Motyer Amos1.  The Message Of Amos - J.A. Motyer:  If you're looking for something to supplement Sunday mornings at the Journey while we study Amos, this resource would be my first choice for you.  This is a devotional style commentary on Amos with only a couple hundred pages from start to finish.  The threefold design of this commentary is meant to "expound the biblical text with accuracy, to relate it to contemporary life, and to be readable."  I actually used Derek Kidner's commentary over Ecclesiastes in this very same series and really enjoyed it.  

Stuart Amos2.  Hosea-Jonah, World Bible Commentary - Douglas Stuart:  If it's a more technical commentary that you're looking for then this is going to be the one to grab.  This is the sort of commentary that breaks down each Hebrew word and shows you where and how else it's used in the Bible, ridiculously helpful when you're trying to find the intent of each verse.  

Hubbard Amos3.  Joel And Amos, Tyndale Old Testament Commentaries - David Allan Hubbard:  This commentary is a more practical version of the commentary mentioned above (in fact, Hubbard was one of the editors of the World Bible Commentary).  If you're looking for something a little more technical but not over-the-top this may be the one for you. 
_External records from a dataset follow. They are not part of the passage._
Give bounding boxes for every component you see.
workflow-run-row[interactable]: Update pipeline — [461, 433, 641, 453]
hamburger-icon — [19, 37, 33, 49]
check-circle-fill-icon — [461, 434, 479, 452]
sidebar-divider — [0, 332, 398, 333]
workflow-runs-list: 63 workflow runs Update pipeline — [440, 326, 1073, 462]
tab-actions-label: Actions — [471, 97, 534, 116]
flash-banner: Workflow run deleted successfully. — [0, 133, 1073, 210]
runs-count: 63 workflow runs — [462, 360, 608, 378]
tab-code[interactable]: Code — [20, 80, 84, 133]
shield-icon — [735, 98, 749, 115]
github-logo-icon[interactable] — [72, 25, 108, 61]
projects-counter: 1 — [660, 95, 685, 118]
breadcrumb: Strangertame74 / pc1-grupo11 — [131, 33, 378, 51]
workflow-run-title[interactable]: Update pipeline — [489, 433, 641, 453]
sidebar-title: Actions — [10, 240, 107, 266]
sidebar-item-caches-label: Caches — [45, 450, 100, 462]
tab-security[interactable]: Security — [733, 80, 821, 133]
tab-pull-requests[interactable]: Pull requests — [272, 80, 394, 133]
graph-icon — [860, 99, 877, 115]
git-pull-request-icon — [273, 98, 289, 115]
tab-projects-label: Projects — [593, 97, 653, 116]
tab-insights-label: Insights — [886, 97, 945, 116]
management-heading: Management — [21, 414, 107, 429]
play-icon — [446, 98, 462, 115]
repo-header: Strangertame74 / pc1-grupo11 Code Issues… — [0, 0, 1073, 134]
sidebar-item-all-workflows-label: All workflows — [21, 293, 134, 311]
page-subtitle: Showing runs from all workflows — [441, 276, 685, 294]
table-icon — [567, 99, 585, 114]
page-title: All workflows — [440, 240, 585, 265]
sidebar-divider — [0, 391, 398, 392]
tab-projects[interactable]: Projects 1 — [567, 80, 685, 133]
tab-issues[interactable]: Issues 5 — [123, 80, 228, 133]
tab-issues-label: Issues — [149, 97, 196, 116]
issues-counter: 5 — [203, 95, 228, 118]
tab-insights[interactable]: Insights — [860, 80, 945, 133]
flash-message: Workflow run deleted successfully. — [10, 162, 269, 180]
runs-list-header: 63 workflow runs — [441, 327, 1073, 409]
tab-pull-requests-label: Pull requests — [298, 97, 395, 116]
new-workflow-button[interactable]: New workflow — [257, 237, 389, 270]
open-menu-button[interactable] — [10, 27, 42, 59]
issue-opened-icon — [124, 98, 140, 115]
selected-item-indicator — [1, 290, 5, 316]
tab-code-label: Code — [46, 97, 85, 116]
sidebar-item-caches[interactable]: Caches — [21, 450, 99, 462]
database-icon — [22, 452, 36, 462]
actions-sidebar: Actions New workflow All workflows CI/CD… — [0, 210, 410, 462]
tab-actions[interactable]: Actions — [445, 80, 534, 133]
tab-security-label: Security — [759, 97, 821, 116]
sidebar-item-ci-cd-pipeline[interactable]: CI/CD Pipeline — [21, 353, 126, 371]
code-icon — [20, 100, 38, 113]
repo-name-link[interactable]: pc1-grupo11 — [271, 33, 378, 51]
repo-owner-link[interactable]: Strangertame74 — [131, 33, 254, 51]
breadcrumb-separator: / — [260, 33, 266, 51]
Paul Amos4.  Amos, Hermenia Series - Shalom M. Paul:  This commentary was ranked #2 on bestcommentaries.com and is a more technical look at Amos.  To put it in their words this series is a "critical and historical commentary on the Bible."  Just like the World Bible Commentary, this book has a technical zoomed in look at each hebrew word being used.  

Fyall Amos5.  Teaching Amos From Text To Message - Bob Fyall:  This is a teaching commentary that is designed to help the pastor lay out how to teach through Amos.  It provides a zoomed out view of the book with helpful ideas on different ways to preach through Amos.  I also used the book over John from this teaching series and found it very helpful when trying to map out a series from start to finish.  


     For the record, this blog was 889 words so statistcally you had time to read it twice before you became bored.